The Bank of Korea, which should play the role of big brother for Korean banks, was busy going about its own business. Even though banks were shouting out in pain that they were suffering a serious shortage of dollars, it ignored them and recited the Buddhist mantra: “Mountains are mountains, and water is water.” For the governor of the Bank of Korea, keeping the price increase rate under control was more urgent than the financial crisis at hand. It only lowered its interest rate after other countries lowered theirs. Nevertheless, the Bank of Korea still pretends that there were no SOS calls from Korean banks.
Various opinions and commentary on this situation have surfaced. Some say it is a complete disaster because the fire has spread to the master bedroom but firefighters are running around in all directions. Since there is no control tower that controls the flow of traffic, people are hinting at revival of a deputy prime minister for economy and finance. It would be fortunate if the problem could be solved just by the appointment of such a person, but it’s not that simple.

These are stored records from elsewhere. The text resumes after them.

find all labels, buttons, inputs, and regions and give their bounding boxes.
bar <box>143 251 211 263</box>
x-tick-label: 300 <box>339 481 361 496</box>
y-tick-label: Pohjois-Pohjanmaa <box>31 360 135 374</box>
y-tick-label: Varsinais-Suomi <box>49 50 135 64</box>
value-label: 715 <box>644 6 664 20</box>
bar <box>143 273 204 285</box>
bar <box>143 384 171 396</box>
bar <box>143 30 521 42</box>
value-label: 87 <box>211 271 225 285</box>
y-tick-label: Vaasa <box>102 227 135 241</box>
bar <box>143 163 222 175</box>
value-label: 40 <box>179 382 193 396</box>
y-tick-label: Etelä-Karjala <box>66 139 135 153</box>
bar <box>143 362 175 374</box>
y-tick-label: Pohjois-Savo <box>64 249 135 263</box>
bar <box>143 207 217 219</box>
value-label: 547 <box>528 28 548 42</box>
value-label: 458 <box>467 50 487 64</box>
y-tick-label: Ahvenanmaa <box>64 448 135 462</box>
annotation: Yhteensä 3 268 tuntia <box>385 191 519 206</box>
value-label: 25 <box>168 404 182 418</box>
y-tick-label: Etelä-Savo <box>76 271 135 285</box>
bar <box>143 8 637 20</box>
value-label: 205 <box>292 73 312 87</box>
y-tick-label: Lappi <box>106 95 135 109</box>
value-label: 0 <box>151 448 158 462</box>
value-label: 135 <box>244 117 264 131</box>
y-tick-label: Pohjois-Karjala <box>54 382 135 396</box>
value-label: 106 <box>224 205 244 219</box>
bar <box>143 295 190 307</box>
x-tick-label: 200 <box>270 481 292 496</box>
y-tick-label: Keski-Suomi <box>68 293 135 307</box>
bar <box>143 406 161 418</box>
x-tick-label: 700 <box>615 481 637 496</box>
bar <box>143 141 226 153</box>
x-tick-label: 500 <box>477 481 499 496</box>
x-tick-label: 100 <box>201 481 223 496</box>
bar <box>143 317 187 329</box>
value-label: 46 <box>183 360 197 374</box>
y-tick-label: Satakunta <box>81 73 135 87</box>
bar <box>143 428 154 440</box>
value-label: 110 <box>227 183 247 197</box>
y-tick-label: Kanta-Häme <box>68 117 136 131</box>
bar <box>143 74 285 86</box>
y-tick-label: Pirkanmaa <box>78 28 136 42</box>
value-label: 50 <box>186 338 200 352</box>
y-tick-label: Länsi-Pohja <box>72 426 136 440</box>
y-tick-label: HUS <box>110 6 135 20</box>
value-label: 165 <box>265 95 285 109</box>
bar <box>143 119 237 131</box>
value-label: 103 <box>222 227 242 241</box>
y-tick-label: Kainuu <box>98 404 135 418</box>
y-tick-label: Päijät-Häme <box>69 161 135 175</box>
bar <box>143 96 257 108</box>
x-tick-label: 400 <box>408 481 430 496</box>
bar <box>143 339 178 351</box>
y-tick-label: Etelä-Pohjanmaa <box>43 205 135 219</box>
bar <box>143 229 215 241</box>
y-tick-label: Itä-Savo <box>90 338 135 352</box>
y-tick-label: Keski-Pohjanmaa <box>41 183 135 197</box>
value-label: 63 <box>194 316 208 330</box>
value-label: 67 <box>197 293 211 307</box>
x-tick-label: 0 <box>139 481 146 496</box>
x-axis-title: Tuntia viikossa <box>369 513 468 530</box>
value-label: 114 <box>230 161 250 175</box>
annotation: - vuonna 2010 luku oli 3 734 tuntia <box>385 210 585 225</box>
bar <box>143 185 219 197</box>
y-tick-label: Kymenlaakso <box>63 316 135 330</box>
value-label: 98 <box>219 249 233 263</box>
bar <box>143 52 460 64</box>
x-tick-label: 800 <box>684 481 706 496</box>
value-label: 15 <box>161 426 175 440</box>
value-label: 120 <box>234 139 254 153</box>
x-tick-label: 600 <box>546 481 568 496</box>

It is easy to operate on a patient who has come to the hospital with a burst appendix. Nobody would oppose cutting the patient’s stomach open immediately - leaving the situation as it is would put the patient’s life at risk. However, it is a different story for a patient who has no obvious symptoms, or even a stomach ache. Even if the patient’s life is at risk, it would not be easy to persuade the patient or the patient’s family that an operation was necessary. There are conflicting opinions even among doctors, afraid that the patient would blame them if they open the patient’s stomach and discover the problem is not appendicitis.

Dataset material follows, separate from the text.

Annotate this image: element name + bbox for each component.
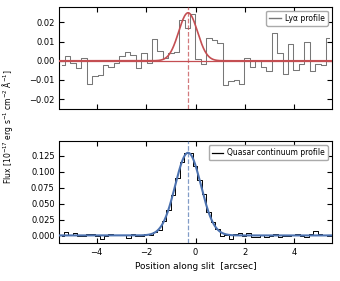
Text: Flux $[10^{-17}$ erg s$^{-1}$ cm$^{-2}$ Å$^{-1}]$: Flux $[10^{-17}$ erg s$^{-1}$ cm$^{-2}$ … (0, 69, 15, 184)
X-axis label: Position along slit  [arcsec]: Position along slit [arcsec] (135, 262, 256, 271)
Legend: Lyα profile: Lyα profile (267, 11, 328, 26)
Legend: Quasar continuum profile: Quasar continuum profile (208, 145, 328, 160)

This was the situation in the United States. The House of Representatives voted down a $700 billion financial rescue bill although the fire was rapidly spreading. Even the ruling party congressmen voted against it, because they were afraid that voters would say, “They wasted taxpayers’ precious money for rich Wall Street investment banks” at the November elections. In the end, the patient was rushed to the hospital with appendicitis and had to be operated on. As a result, it has now become difficult to recover stability of the market even if 20 countries have come together to find a solution.
Operating on a patient who looks okay is burdensome. That is why the president has to step up. He is the only person who can mediate the opinions of doctors and persuade the patient. There is not much time left. It will be too late if the fire is not put out in the early stage.
It is no use saying in regret that we should have taken off the roof tiles of Namdaemun from the beginning to douse the fire after it had already burned down.
*The writer is a deputy business news editor of the JoongAng Ilbo.